Rosencrantz and Guildenstern are Dead is playing at the Haymarket Theatre this summer. Advertising posters for the play are all over London's tube network. So, this old favourite was on my mind as I made my way to Wimbledon earlier this week.
Rosencrantz and Guildenstern are Dead is a (brilliant) Tom Stoppard play, based on the same characters and events as William Shakespeare's Hamlet, but told with Rosencrantz and Guildenstern as the protagonists. These are Hamlet's childhood friends, roped in by the King and Queen to try and coax Hamlet out of his madness. Rosencrantz and Guildenstern only half understand the situation they've let themselves into, fail to change Hamlet, make some brilliant but immediately forgotten discoveries along the way, and are ultimately killed for their troubles. Stoppard makes these unfortunates his tragicomic heroes. Hamlet and OpheIia have bit roles in this play, walking in and out of Rosencrantz and Guildenstern's life-story, setting context.
I've always loved the way Rosencrantz and Guildenstern are Dead inverts figure and ground, forcing an expansion of perspective. That is also the reason I love being at Wimbledon during the first week.
During the first week at Wimbledon, one can watch the stars play on Centre Court. I got to see King Rafa stride on to Centre Court as defending champion. Now, he owns this stage. It was fun to watch doubting Prince Andy ask "To be or not to be, that is the question" of his not-quite-adoring home fans. A Miss Marple look alike who was sitting next to me prefers Novak Djokovic to Andy Murray, because Novak always applauds his opponent's shots.
However, the most distinctive and memorable Wimbledon experience is quite possibly watching matches on the outside courts. These are courts with no grandstands or TV cameras, where less famous names play. Fans generally sit court side, yards away from the players, like at the local tennis club. I can't think of any other world class event where fans get so close to the performers; in cricketing terms this is like watching the action from second slip.
Sitting so close to the action, it is easy to tune into the physicality of the game: ball speed, spin and bounce, the player's size and gait. Mood and emotion from the players - a grimace fleeting across a face, a pleading glance at a coach, the slope of a shoulder - communicates in a way that doesn't happen on TV or in the stadium courts.

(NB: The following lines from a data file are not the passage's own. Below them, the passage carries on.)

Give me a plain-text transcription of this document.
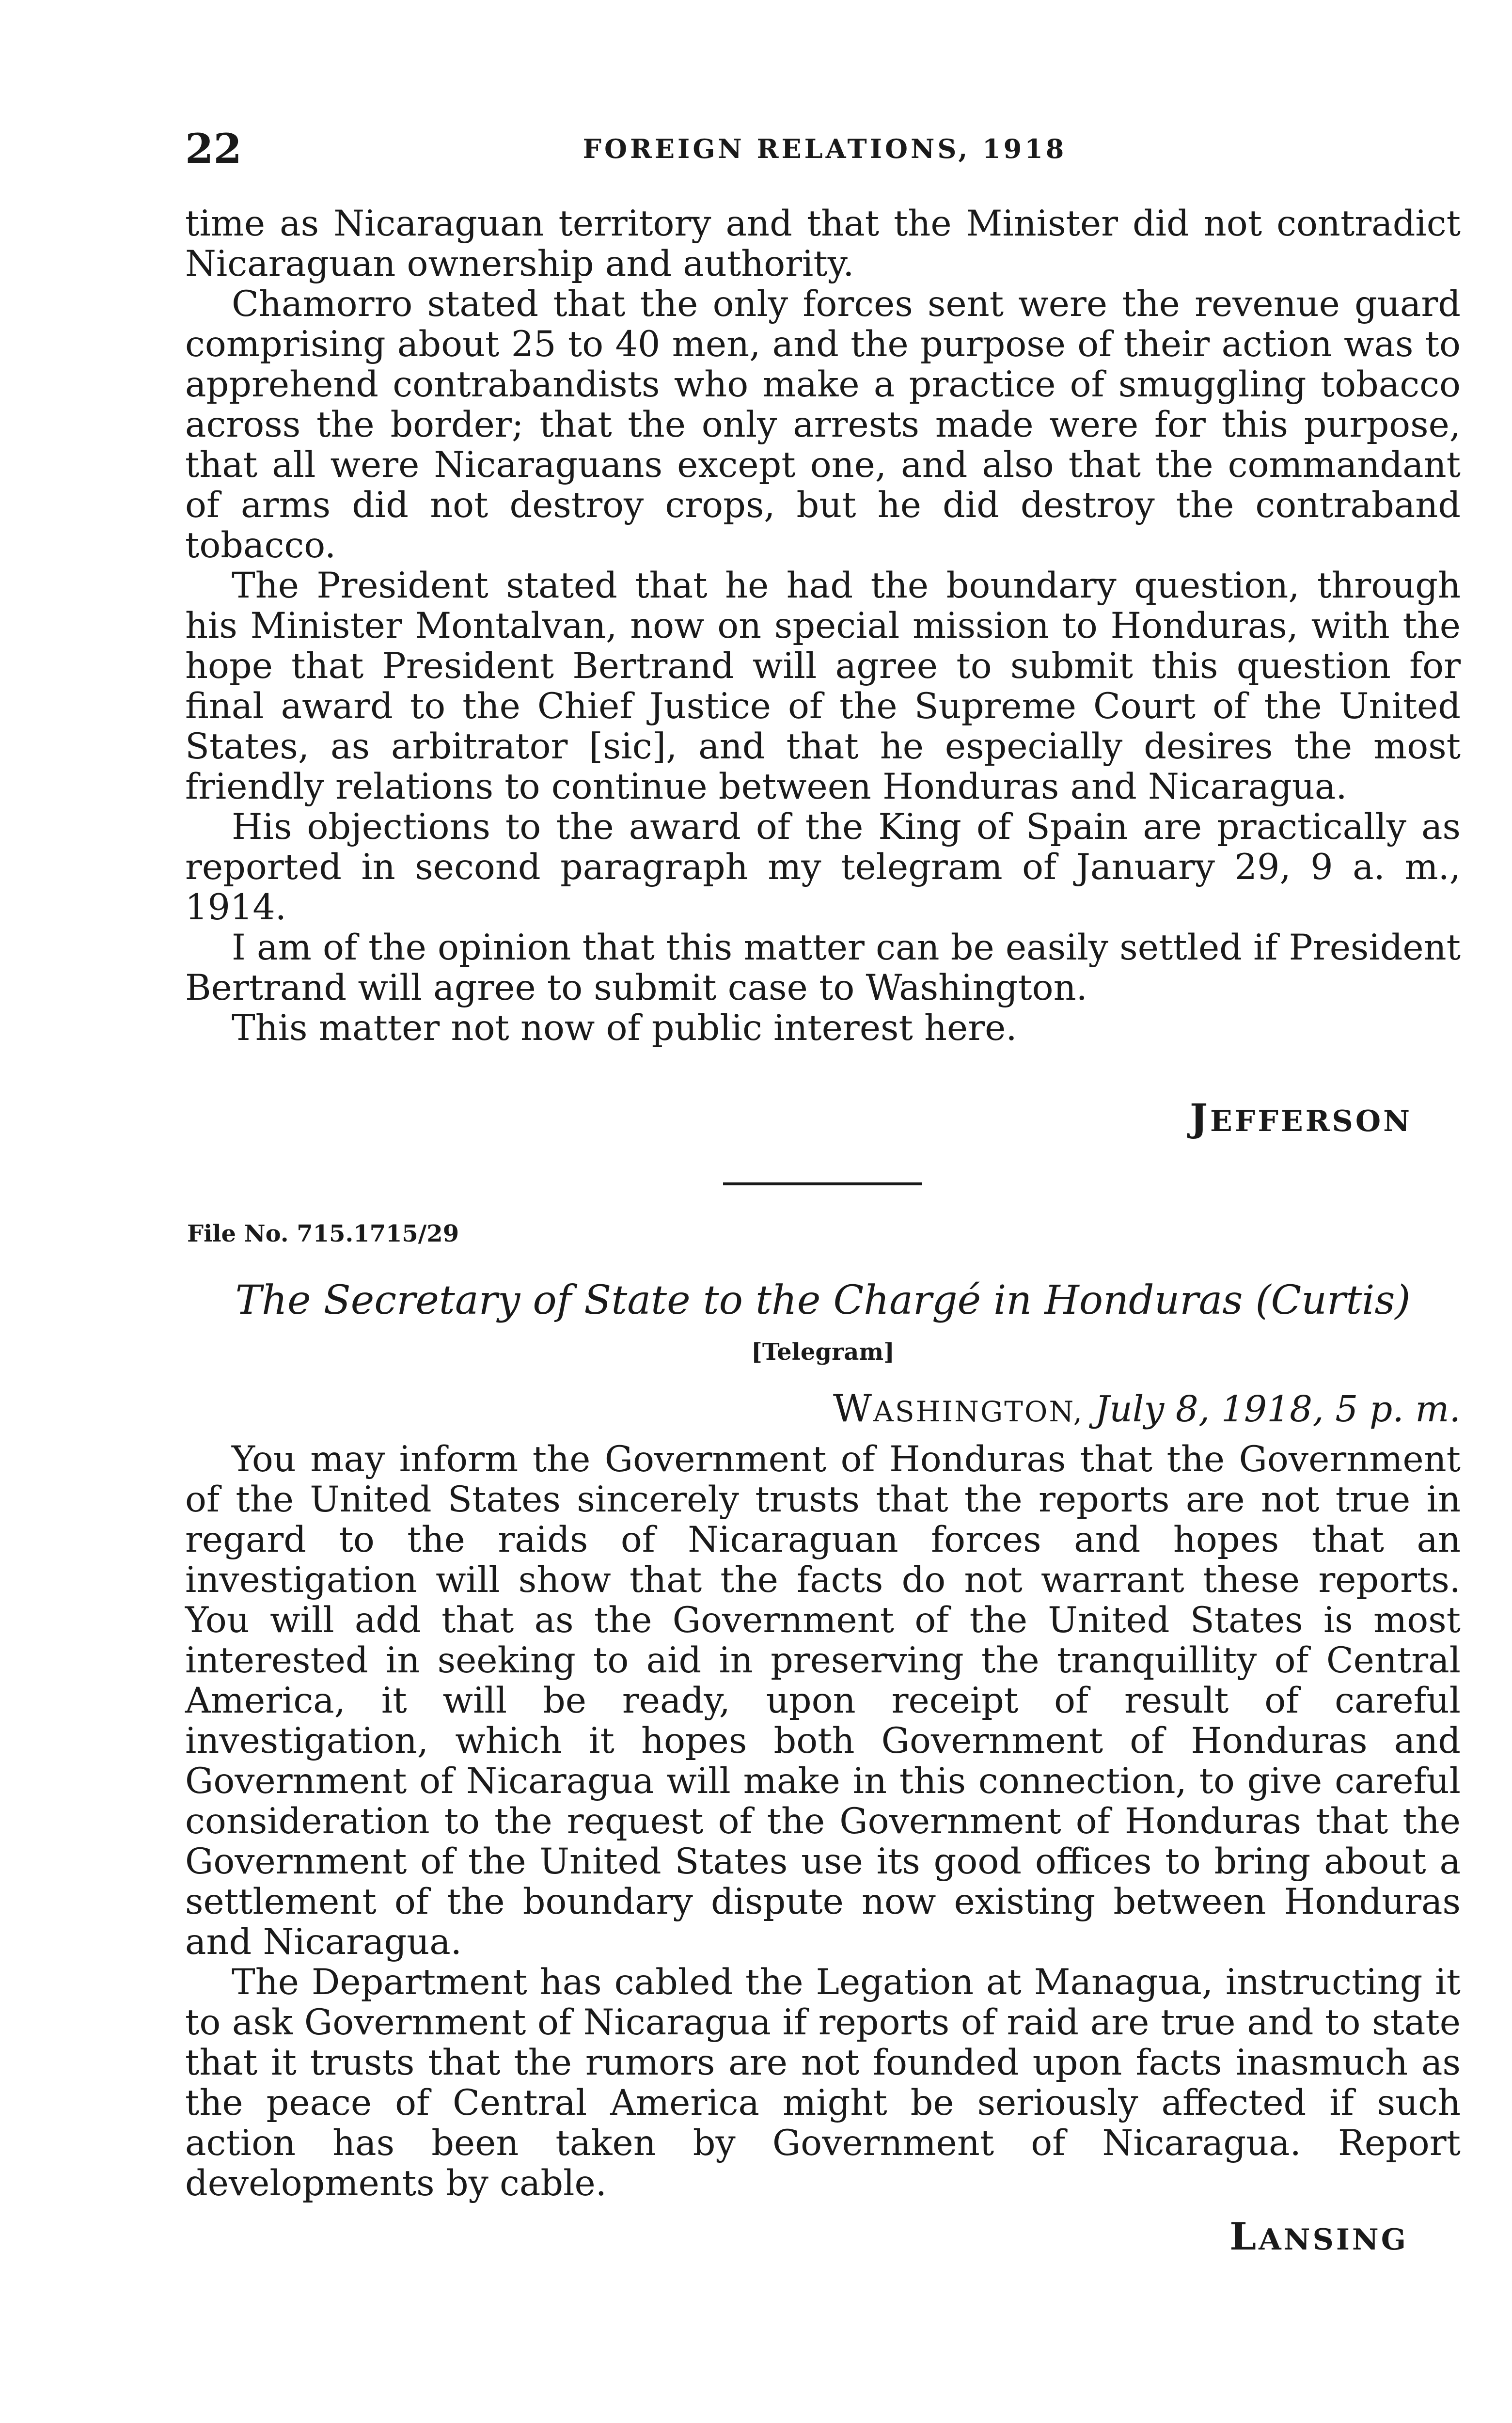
22	FOREIGN RELATIONS, 1918

time as Nicaraguan territory and that the Minister did not contradict Nicaraguan ownership and authority.

Chamorro stated that the only forces sent were the revenue guard comprising about 25 to 40 men, and the purpose of their action was to apprehend contrabandists who make a practice of smuggling tobacco across the border; that the only arrests made were for this purpose, that all were Nicaraguans except one, and also that the commandant of arms did not destroy crops, but he did destroy the contraband tobacco.

The President stated that he had the boundary question, through his Minister Montalvan, now on special mission to Honduras, with the hope that President Bertrand will agree to submit this question for final award to the Chief Justice of the Supreme Court of the United States, as arbitrator [sic], and that he especially desires the most friendly relations to continue between Honduras and Nicaragua.

His objections to the award of the King of Spain are practically as reported in second paragraph my telegram of January 29, 9 a. m., 1914.

I am of the opinion that this matter can be easily settled if President Bertrand will agree to submit case to Washington.

This matter not now of public interest here.

JEFFERSON
File No. 715.1715/29
The Secretary of State to the Chargé in Honduras (Curtis)
[Telegram]
WASHINGTON, July 8, 1918, 5 p. m.

You may inform the Government of Honduras that the Government of the United States sincerely trusts that the reports are not true in regard to the raids of Nicaraguan forces and hopes that an investigation will show that the facts do not warrant these reports. You will add that as the Government of the United States is most interested in seeking to aid in preserving the tranquillity of Central America, it will be ready, upon receipt of result of careful investigation, which it hopes both Government of Honduras and Government of Nicaragua will make in this connection, to give careful consideration to the request of the Government of Honduras that the Government of the United States use its good offices to bring about a settlement of the boundary dispute now existing between Honduras and Nicaragua.

The Department has cabled the Legation at Managua, instructing it to ask Government of Nicaragua if reports of raid are true and to state that it trusts that the rumors are not founded upon facts inasmuch as the peace of Central America might be seriously affected if such action has been taken by Government of Nicaragua. Report developments by cable.

LANSING
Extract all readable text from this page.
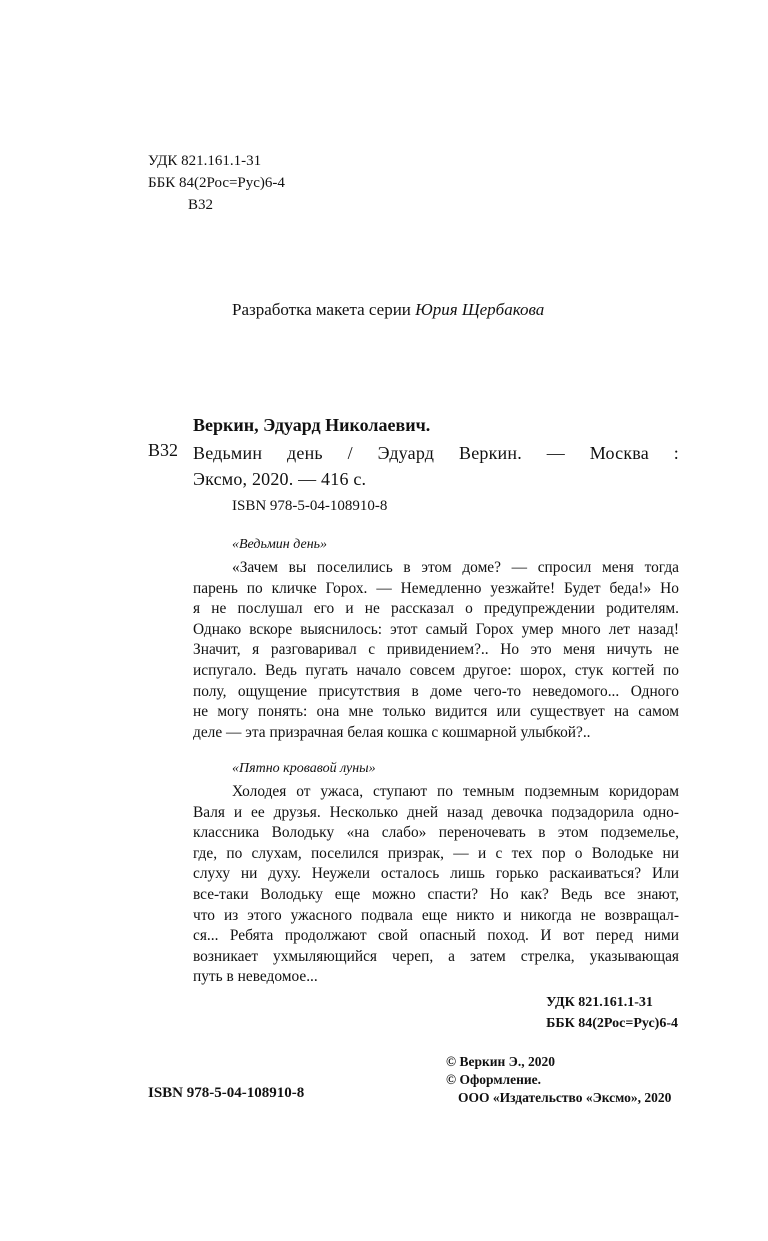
УДК 821.161.1-31
ББК 84(2Рос=Рус)6-4
В32
Разработка макета серии Юрия Щербакова
Веркин, Эдуард Николаевич.
В32 Ведьмин день / Эдуард Веркин. — Москва :
Эксмо, 2020. — 416 с.
ISBN 978-5-04-108910-8
«Ведьмин день»
«Зачем вы поселились в этом доме? — спросил меня тогда
парень по кличке Горох. — Немедленно уезжайте! Будет беда!» Но
я не послушал его и не рассказал о предупреждении родителям.
Однако вскоре выяснилось: этот самый Горох умер много лет назад!
Значит, я разговаривал с привидением?.. Но это меня ничуть не
испугало. Ведь пугать начало совсем другое: шорох, стук когтей по
полу, ощущение присутствия в доме чего-то неведомого... Одного
не могу понять: она мне только видится или существует на самом
деле — эта призрачная белая кошка с кошмарной улыбкой?..
«Пятно кровавой луны»
Холодея от ужаса, ступают по темным подземным коридорам
Валя и ее друзья. Несколько дней назад девочка подзадорила одно-
классника Володьку «на слабо» переночевать в этом подземелье,
где, по слухам, поселился призрак, — и с тех пор о Володьке ни
слуху ни духу. Неужели осталось лишь горько раскаиваться? Или
все-таки Володьку еще можно спасти? Но как? Ведь все знают,
что из этого ужасного подвала еще никто и никогда не возвращал-
ся... Ребята продолжают свой опасный поход. И вот перед ними
возникает ухмыляющийся череп, а затем стрелка, указывающая
путь в неведомое...
УДК 821.161.1-31
ББК 84(2Рос=Рус)6-4
© Веркин Э., 2020
© Оформление.
ООО «Издательство «Эксмо», 2020
ISBN 978-5-04-108910-8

The court side perspective brings these matches alive, despite the unfamiliar names.
For instance, I cheered for a slender Chinese girl called Shuai Zhang who was taking on the muscular Svetlana Kuznetsova. Zhang, who has just stabilized a spot in the top 100, did brilliantly to take the first set before Kuznetsova overpowered her. Zhang's mother and coach were sitting right across the aisle from me. They appreciated the support. They'd exchange thumbs up signs with me whenever I cheered Zhang for threading the needle with a backhand down the line. This sort of interaction is so not going to happen with Andy Murray's mom up on Centre Court.
I watched Monica Niculescu playing a successful underarm drop serve, a shot I thought had retired with Michael Chang. I watched the world #163 Ruben Bemelmans limp off court, visibly exhausted after losing a five set marathon to world #34 Julien Benneteau. Watching court-side, it is a lot easier to respect how good a player the world #163 really is.
Perhaps I am sympathetic to non-superstars because I am primarily a cricket fan. Cricket lends itself especially well to showcasing the spunk and grit of the lesser gods. Balwinder Singh Sandhu always has a place in my cricketing pantheon for THAT delivery to Gordon Greenidge in the 1983 World Cup final. Similarly, Sameer Dighe also has a place in my pantheon for taking India to victory against Waugh's Aussies in that epoch-making Chennai test match in 2001, despite a rampaging Glenn McGrath. In tennis, players of the stature of Balwinder Singh Sandhu and Sameer Dighe don't play in the equivalent of World Cup finals, say in Wimbledon finals.
Watching Zhang, Niculescu and Bemelmans on the outside courts of Wimbledon is perhaps the closest tennis gets to being a game, not just of the superstars, but of ordinary people striving for greatness. The first week at Wimbledon is spacious enough, big-hearted enough, to accommodate not just sweet Prince Hamlet, but also Rosencrantz and Guildenstern.